Shook, Hardy & Bacon: A. Bradley Bodamer, Amy Crouch, Tristan Duncan, and James Muehlberger. (They are in Kansas City, Missouri.) The firm was selected by 13 corporate defendants involved in various hot-fuel litigation matters at a group beauty contest. —Jan Wolfe, with T.C.
 

WesternGeco v. Ion Geophysical

A federal district court jury in Houston returned a verdict on August 16 that a marine seismic surveying company, Ion Geophysical Corporation, willfully infringed four patents relating to geological analysis owned by a rival, a unit of oil field services company Schlumberger Limited. Jurors awarded Schlumberger’s WesternGeco LLC $93.4 million in lost profits and $12.5 million in reasonable royalties. An Ion customer named in the suit, Fugro N.V., settled with WesternGeco for a confidential amount during the trial.

The verdict is a resounding win for Schlumberger’s lawyers at Kirkland & Ellis, who were led by Washington D.C. partner Gregg LoCascio. Lee Kaplan of Smyser Kaplan & Veselka primarily handled the damages part of the case.

The case arose out of the lucrative business of providing underwater geological maps to oil and gas companies. In 2009 WesternGeco brought an infringement complaint against ION, which manufactures equipment for companies that perform seismic surveys. The dispute involved an ION product that keeps seismic imaging machines in place as they are towed across the ocean floor by exploration vessels. WesternGeco claimed that the product copied its patented steering technology.

ION’s lawyers at Porter Hedges moved for summary judgment in March, arguing that there was no evidence that ION or its customers used WesternGeco’s patented technology in U.S. territory. U.S. District Judge Keith Ellison in Houston wasn’t convinced, setting the stage for a four-week jury trial that kicked off July 23.

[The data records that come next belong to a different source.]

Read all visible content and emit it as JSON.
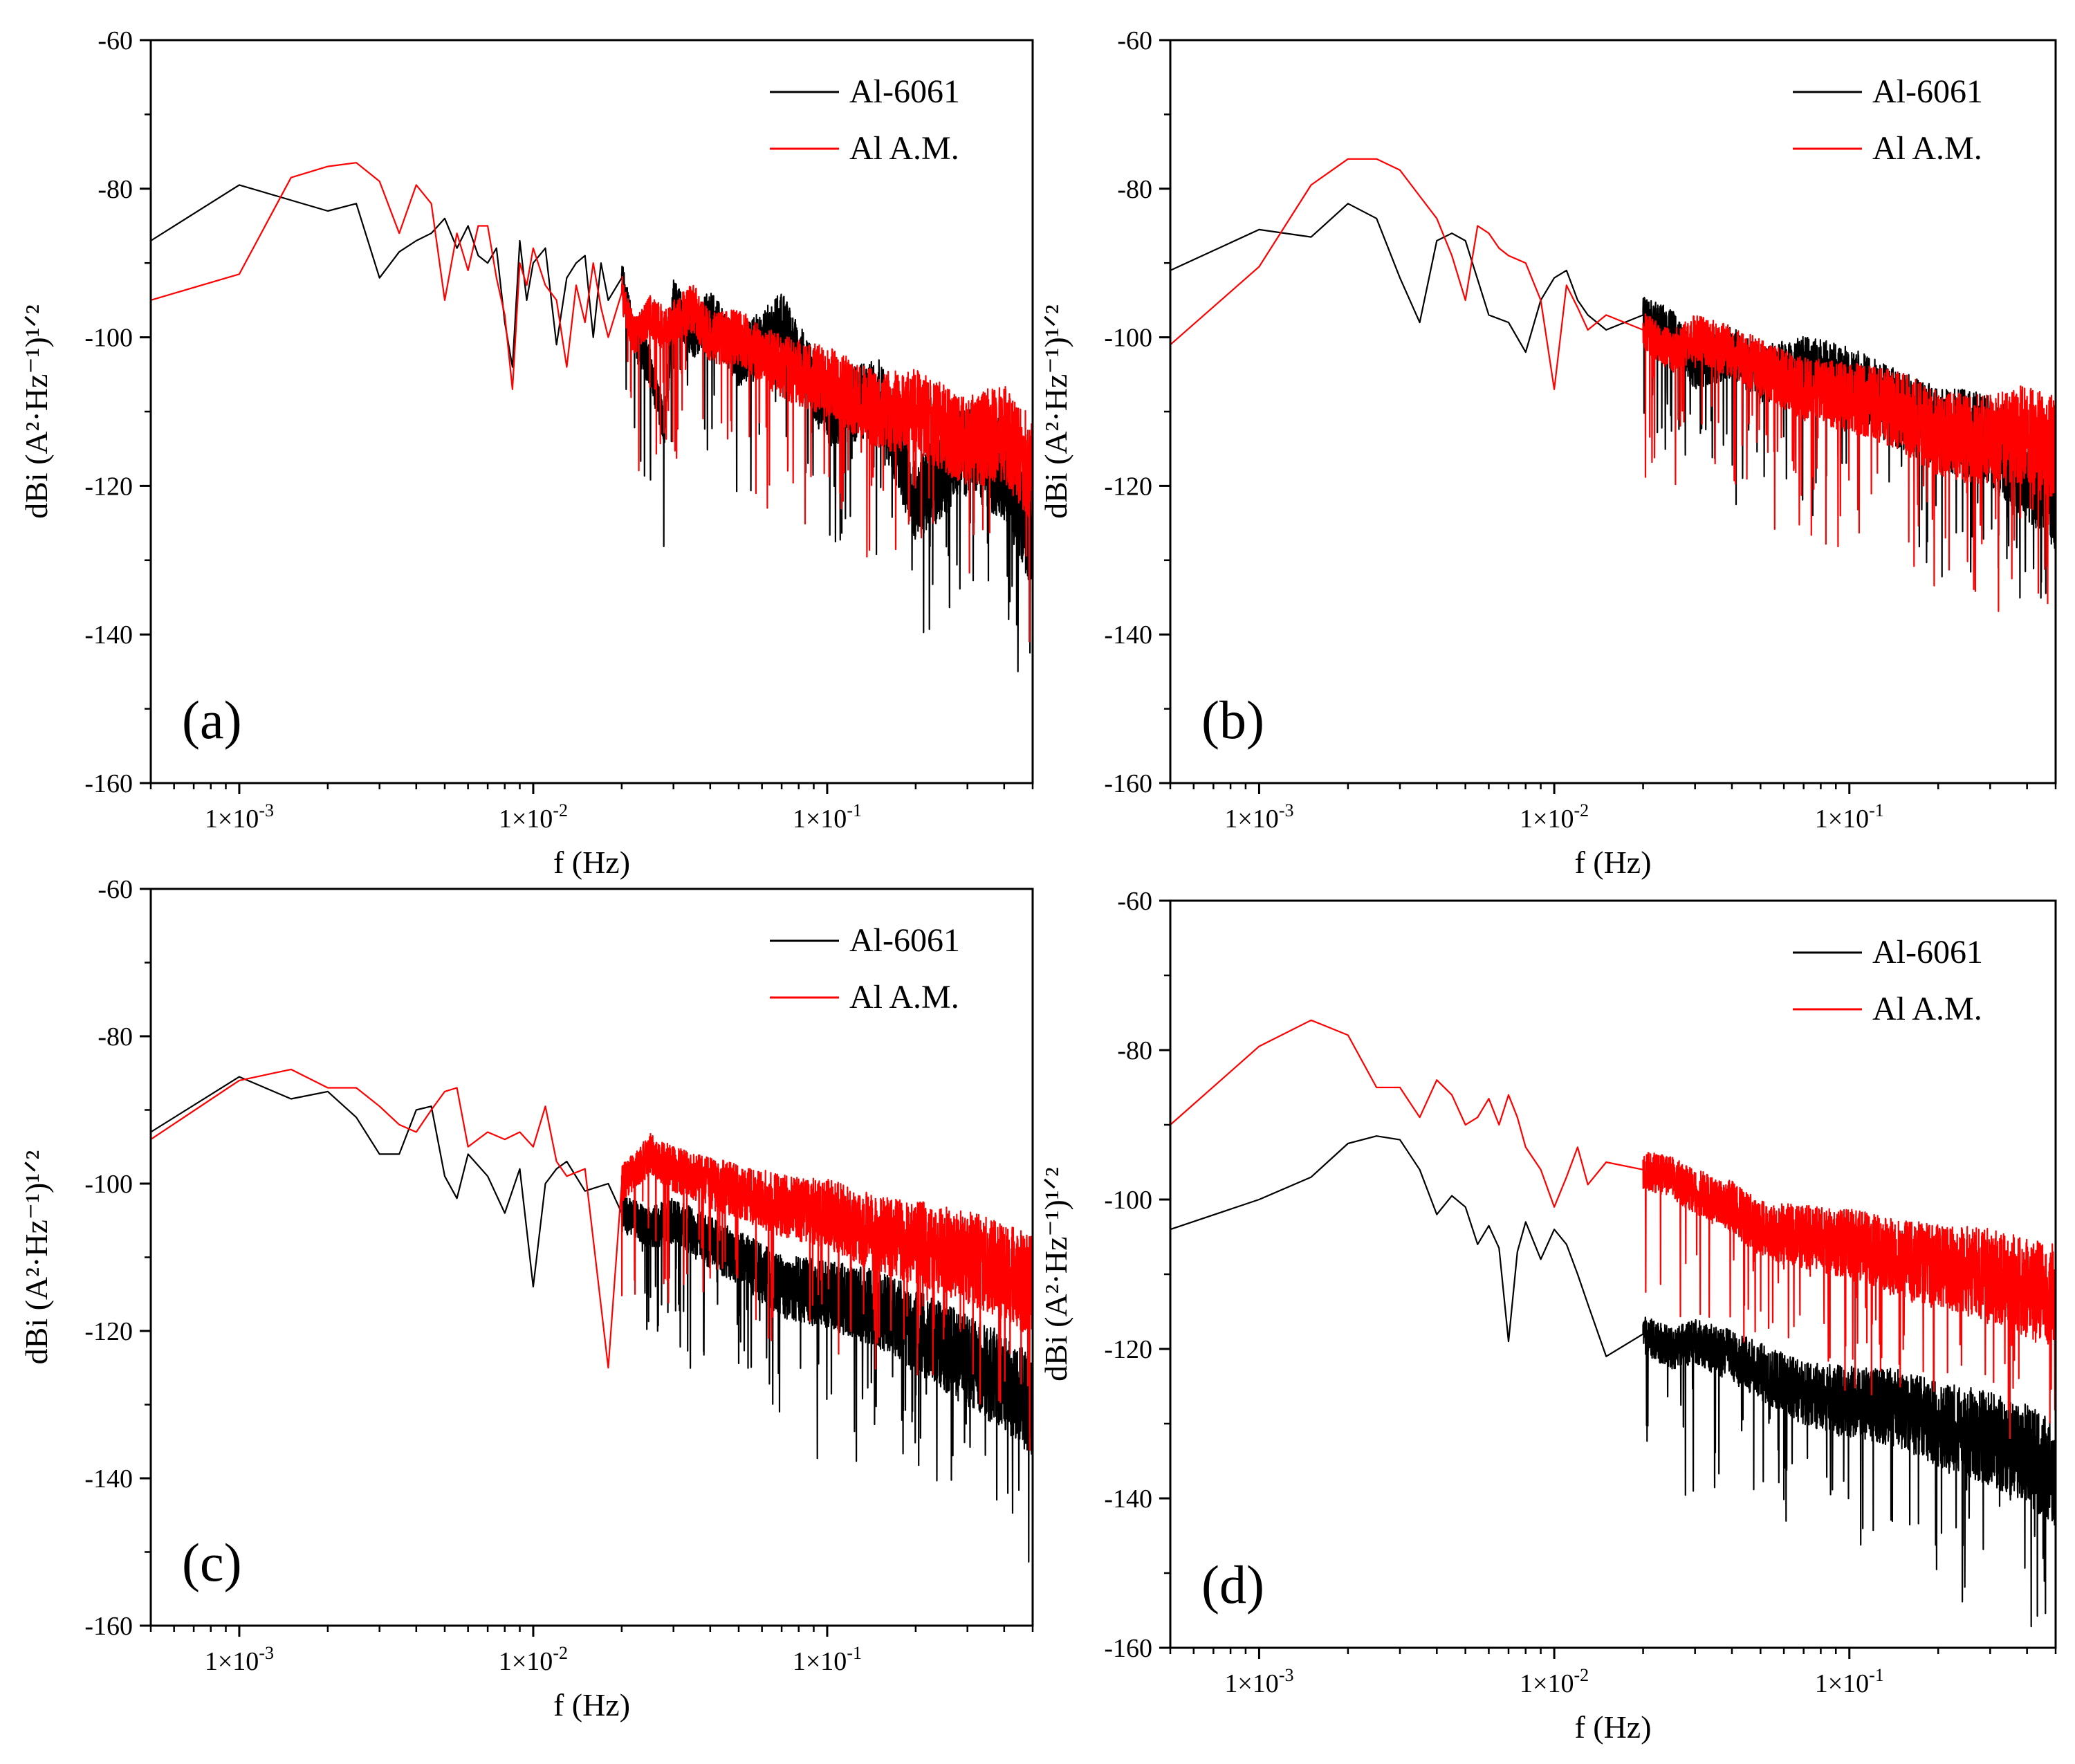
{
  "colors": {
    "al6061": "#000000",
    "alam": "#ff0000"
  },
  "panels": [
    {
      "id": "a",
      "panel_label": "(a)",
      "xlabel": "f (Hz)",
      "ylabel": "dBi (A²·Hz⁻¹)¹ᐟ²",
      "yticks": [
        "-60",
        "-80",
        "-100",
        "-120",
        "-140",
        "-160"
      ],
      "xticks": [
        {
          "m": "1×10",
          "e": "-3"
        },
        {
          "m": "1×10",
          "e": "-2"
        },
        {
          "m": "1×10",
          "e": "-1"
        }
      ],
      "legend": [
        "Al-6061",
        "Al A.M."
      ]
    },
    {
      "id": "b",
      "panel_label": "(b)",
      "xlabel": "f (Hz)",
      "ylabel": "dBi (A²·Hz⁻¹)¹ᐟ²",
      "yticks": [
        "-60",
        "-80",
        "-100",
        "-120",
        "-140",
        "-160"
      ],
      "xticks": [
        {
          "m": "1×10",
          "e": "-3"
        },
        {
          "m": "1×10",
          "e": "-2"
        },
        {
          "m": "1×10",
          "e": "-1"
        }
      ],
      "legend": [
        "Al-6061",
        "Al A.M."
      ]
    },
    {
      "id": "c",
      "panel_label": "(c)",
      "xlabel": "f (Hz)",
      "ylabel": "dBi (A²·Hz⁻¹)¹ᐟ²",
      "yticks": [
        "-60",
        "-80",
        "-100",
        "-120",
        "-140",
        "-160"
      ],
      "xticks": [
        {
          "m": "1×10",
          "e": "-3"
        },
        {
          "m": "1×10",
          "e": "-2"
        },
        {
          "m": "1×10",
          "e": "-1"
        }
      ],
      "legend": [
        "Al-6061",
        "Al A.M."
      ]
    },
    {
      "id": "d",
      "panel_label": "(d)",
      "xlabel": "f (Hz)",
      "ylabel": "dBi (A²·Hz⁻¹)¹ᐟ²",
      "yticks": [
        "-60",
        "-80",
        "-100",
        "-120",
        "-140",
        "-160"
      ],
      "xticks": [
        {
          "m": "1×10",
          "e": "-3"
        },
        {
          "m": "1×10",
          "e": "-2"
        },
        {
          "m": "1×10",
          "e": "-1"
        }
      ],
      "legend": [
        "Al-6061",
        "Al A.M."
      ]
    }
  ],
  "chart_data": [
    {
      "type": "line",
      "panel": "(a)",
      "x_scale": "log",
      "xlim": [
        0.0005,
        0.5
      ],
      "ylim": [
        -160,
        -60
      ],
      "xlabel": "f (Hz)",
      "ylabel": "dBi (A²·Hz⁻¹)¹ᐟ²",
      "legend_position": "top-right",
      "series": [
        {
          "name": "Al-6061",
          "color": "#000000",
          "x": [
            0.0005,
            0.001,
            0.002,
            0.0025,
            0.003,
            0.0035,
            0.004,
            0.0045,
            0.005,
            0.0055,
            0.006,
            0.0065,
            0.007,
            0.0075,
            0.008,
            0.0085,
            0.009,
            0.0095,
            0.01,
            0.011,
            0.012,
            0.013,
            0.014,
            0.015,
            0.016,
            0.017,
            0.018,
            0.02,
            0.022,
            0.025,
            0.028,
            0.03,
            0.035,
            0.04,
            0.05,
            0.07,
            0.1,
            0.15,
            0.2,
            0.3,
            0.4,
            0.5
          ],
          "y": [
            -87,
            -79.5,
            -83,
            -82,
            -92,
            -88.5,
            -87,
            -86,
            -84,
            -88,
            -85,
            -89,
            -90,
            -88,
            -98,
            -104,
            -87,
            -95,
            -90,
            -88,
            -101,
            -92,
            -90,
            -89,
            -100,
            -90,
            -95,
            -92,
            -100,
            -104,
            -112,
            -95,
            -100,
            -97,
            -103,
            -98,
            -110,
            -108,
            -122,
            -115,
            -118,
            -127
          ]
        },
        {
          "name": "Al A.M.",
          "color": "#ff0000",
          "x": [
            0.0005,
            0.001,
            0.0015,
            0.002,
            0.0025,
            0.003,
            0.0035,
            0.004,
            0.0045,
            0.005,
            0.0055,
            0.006,
            0.0065,
            0.007,
            0.0075,
            0.008,
            0.0085,
            0.009,
            0.0095,
            0.01,
            0.011,
            0.012,
            0.013,
            0.014,
            0.015,
            0.016,
            0.017,
            0.018,
            0.02,
            0.022,
            0.025,
            0.028,
            0.03,
            0.035,
            0.04,
            0.05,
            0.07,
            0.1,
            0.15,
            0.2,
            0.3,
            0.4,
            0.5
          ],
          "y": [
            -95,
            -91.5,
            -78.5,
            -77,
            -76.5,
            -79,
            -86,
            -79.5,
            -82,
            -95,
            -86,
            -91,
            -85,
            -85,
            -92,
            -97,
            -107,
            -90,
            -93,
            -88,
            -93,
            -95,
            -104,
            -93,
            -98,
            -90,
            -96,
            -100,
            -94,
            -100,
            -97,
            -99,
            -98,
            -96,
            -100,
            -100,
            -104,
            -106,
            -110,
            -110,
            -114,
            -113,
            -118
          ]
        }
      ]
    },
    {
      "type": "line",
      "panel": "(b)",
      "x_scale": "log",
      "xlim": [
        0.0005,
        0.5
      ],
      "ylim": [
        -160,
        -60
      ],
      "xlabel": "f (Hz)",
      "ylabel": "dBi (A²·Hz⁻¹)¹ᐟ²",
      "legend_position": "top-right",
      "series": [
        {
          "name": "Al-6061",
          "color": "#000000",
          "x": [
            0.0005,
            0.001,
            0.0015,
            0.002,
            0.0025,
            0.003,
            0.0035,
            0.004,
            0.0045,
            0.005,
            0.006,
            0.007,
            0.008,
            0.009,
            0.01,
            0.011,
            0.012,
            0.013,
            0.015,
            0.02,
            0.025,
            0.03,
            0.04,
            0.05,
            0.07,
            0.1,
            0.15,
            0.2,
            0.3,
            0.4,
            0.5
          ],
          "y": [
            -91,
            -85.5,
            -86.5,
            -82,
            -84,
            -92,
            -98,
            -87,
            -86,
            -87,
            -97,
            -98,
            -102,
            -95,
            -92,
            -91,
            -95,
            -97,
            -99,
            -97,
            -99,
            -104,
            -102,
            -105,
            -104,
            -106,
            -110,
            -112,
            -114,
            -118,
            -122
          ]
        },
        {
          "name": "Al A.M.",
          "color": "#ff0000",
          "x": [
            0.0005,
            0.001,
            0.0015,
            0.002,
            0.0025,
            0.003,
            0.0035,
            0.004,
            0.0045,
            0.005,
            0.0055,
            0.006,
            0.0065,
            0.007,
            0.008,
            0.009,
            0.01,
            0.011,
            0.012,
            0.013,
            0.015,
            0.02,
            0.025,
            0.03,
            0.04,
            0.05,
            0.07,
            0.1,
            0.15,
            0.2,
            0.3,
            0.4,
            0.5
          ],
          "y": [
            -101,
            -90.5,
            -79.5,
            -76,
            -76,
            -77.5,
            -81,
            -84,
            -89,
            -95,
            -85,
            -86,
            -88,
            -89,
            -90,
            -95,
            -107,
            -93,
            -96,
            -99,
            -97,
            -99,
            -102,
            -100,
            -102,
            -104,
            -107,
            -108,
            -110,
            -113,
            -114,
            -113,
            -115
          ]
        }
      ]
    },
    {
      "type": "line",
      "panel": "(c)",
      "x_scale": "log",
      "xlim": [
        0.0005,
        0.5
      ],
      "ylim": [
        -160,
        -60
      ],
      "xlabel": "f (Hz)",
      "ylabel": "dBi (A²·Hz⁻¹)¹ᐟ²",
      "legend_position": "top-right",
      "series": [
        {
          "name": "Al-6061",
          "color": "#000000",
          "x": [
            0.0005,
            0.001,
            0.0015,
            0.002,
            0.0025,
            0.003,
            0.0035,
            0.004,
            0.0045,
            0.005,
            0.0055,
            0.006,
            0.007,
            0.008,
            0.009,
            0.01,
            0.011,
            0.012,
            0.013,
            0.015,
            0.018,
            0.02,
            0.025,
            0.03,
            0.04,
            0.05,
            0.07,
            0.1,
            0.15,
            0.2,
            0.3,
            0.4,
            0.5
          ],
          "y": [
            -93,
            -85.5,
            -88.5,
            -87.5,
            -91,
            -96,
            -96,
            -90,
            -89.5,
            -99,
            -102,
            -96,
            -99,
            -104,
            -98,
            -114,
            -100,
            -98,
            -97,
            -101,
            -100,
            -104,
            -106,
            -105,
            -108,
            -110,
            -114,
            -115,
            -117,
            -120,
            -124,
            -127,
            -130
          ]
        },
        {
          "name": "Al A.M.",
          "color": "#ff0000",
          "x": [
            0.0005,
            0.001,
            0.0015,
            0.002,
            0.0025,
            0.003,
            0.0035,
            0.004,
            0.0045,
            0.005,
            0.0055,
            0.006,
            0.007,
            0.008,
            0.009,
            0.01,
            0.011,
            0.012,
            0.013,
            0.015,
            0.018,
            0.02,
            0.025,
            0.03,
            0.04,
            0.05,
            0.07,
            0.1,
            0.15,
            0.2,
            0.3,
            0.4,
            0.5
          ],
          "y": [
            -94,
            -86,
            -84.5,
            -87,
            -87,
            -89.5,
            -92,
            -93,
            -90,
            -87.5,
            -87,
            -95,
            -93,
            -94,
            -93,
            -95,
            -89.5,
            -97,
            -99,
            -98,
            -125,
            -100,
            -96,
            -98,
            -100,
            -101,
            -103,
            -104,
            -107,
            -108,
            -110,
            -112,
            -114
          ]
        }
      ]
    },
    {
      "type": "line",
      "panel": "(d)",
      "x_scale": "log",
      "xlim": [
        0.0005,
        0.5
      ],
      "ylim": [
        -160,
        -60
      ],
      "xlabel": "f (Hz)",
      "ylabel": "dBi (A²·Hz⁻¹)¹ᐟ²",
      "legend_position": "top-right",
      "series": [
        {
          "name": "Al-6061",
          "color": "#000000",
          "x": [
            0.0005,
            0.001,
            0.0015,
            0.002,
            0.0025,
            0.003,
            0.0035,
            0.004,
            0.0045,
            0.005,
            0.0055,
            0.006,
            0.0065,
            0.007,
            0.0075,
            0.008,
            0.009,
            0.01,
            0.011,
            0.012,
            0.013,
            0.015,
            0.02,
            0.025,
            0.03,
            0.04,
            0.05,
            0.07,
            0.1,
            0.15,
            0.2,
            0.3,
            0.4,
            0.5
          ],
          "y": [
            -104,
            -100,
            -97,
            -92.5,
            -91.5,
            -92,
            -96,
            -102,
            -99.5,
            -101,
            -106,
            -103.5,
            -106.5,
            -119,
            -107,
            -103,
            -108,
            -104,
            -106,
            -110,
            -114,
            -121,
            -118,
            -120,
            -119,
            -121,
            -123,
            -126,
            -127,
            -128,
            -130,
            -132,
            -134,
            -137
          ]
        },
        {
          "name": "Al A.M.",
          "color": "#ff0000",
          "x": [
            0.0005,
            0.001,
            0.0015,
            0.002,
            0.0025,
            0.003,
            0.0035,
            0.004,
            0.0045,
            0.005,
            0.0055,
            0.006,
            0.0065,
            0.007,
            0.0075,
            0.008,
            0.009,
            0.01,
            0.011,
            0.012,
            0.013,
            0.015,
            0.02,
            0.025,
            0.03,
            0.04,
            0.05,
            0.07,
            0.1,
            0.15,
            0.2,
            0.3,
            0.4,
            0.5
          ],
          "y": [
            -90,
            -79.5,
            -76,
            -78,
            -85,
            -85,
            -89,
            -84,
            -86,
            -90,
            -89,
            -86.5,
            -90,
            -86,
            -89,
            -93,
            -96,
            -101,
            -97,
            -93,
            -98,
            -95,
            -96,
            -97,
            -99,
            -101,
            -104,
            -105,
            -106,
            -108,
            -109,
            -110,
            -112,
            -113
          ]
        }
      ]
    }
  ]
}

For plaintiff WesternGeco LLC (Houston)

In-House: At Schlumberger: Deputy general counsel, government affairs and litigation Dianne Ralston , managing counsel–IP enforcement Jaime Castaño, and counsel–IP enforcement Mitchell Blakely. At WesternGeco: managing counsel–intellectual property Kevin McEnaney.

Kirkland & Ellis: William Burgess, Timothy Gilman, Gregg LoCascio, John O’Quinn, Sarah Tsou, and associates Ryan Kane, Simeon Papacostas, Lauren Sabol, Leslie Schmidt, and Joyce Tam . (Burgess, LoCascio, and O’Quinn are in D.C.; the rest are in New York.) The firm has handled intellectual property cases for Schlumberger for some time.

Smyser Kaplan & Veselka: Lee Kaplan. (He is in Houston.) The firm was local counsel and has worked with Kirkland before .

For defendant ION Geophysical Corporation (Houston)

Porter Hedges: David Burgert, Jonathan Pierce, and Ray Tor­gerson. (They are in Houston.) The firm did not comment. —Jan Wolfe, with T.C.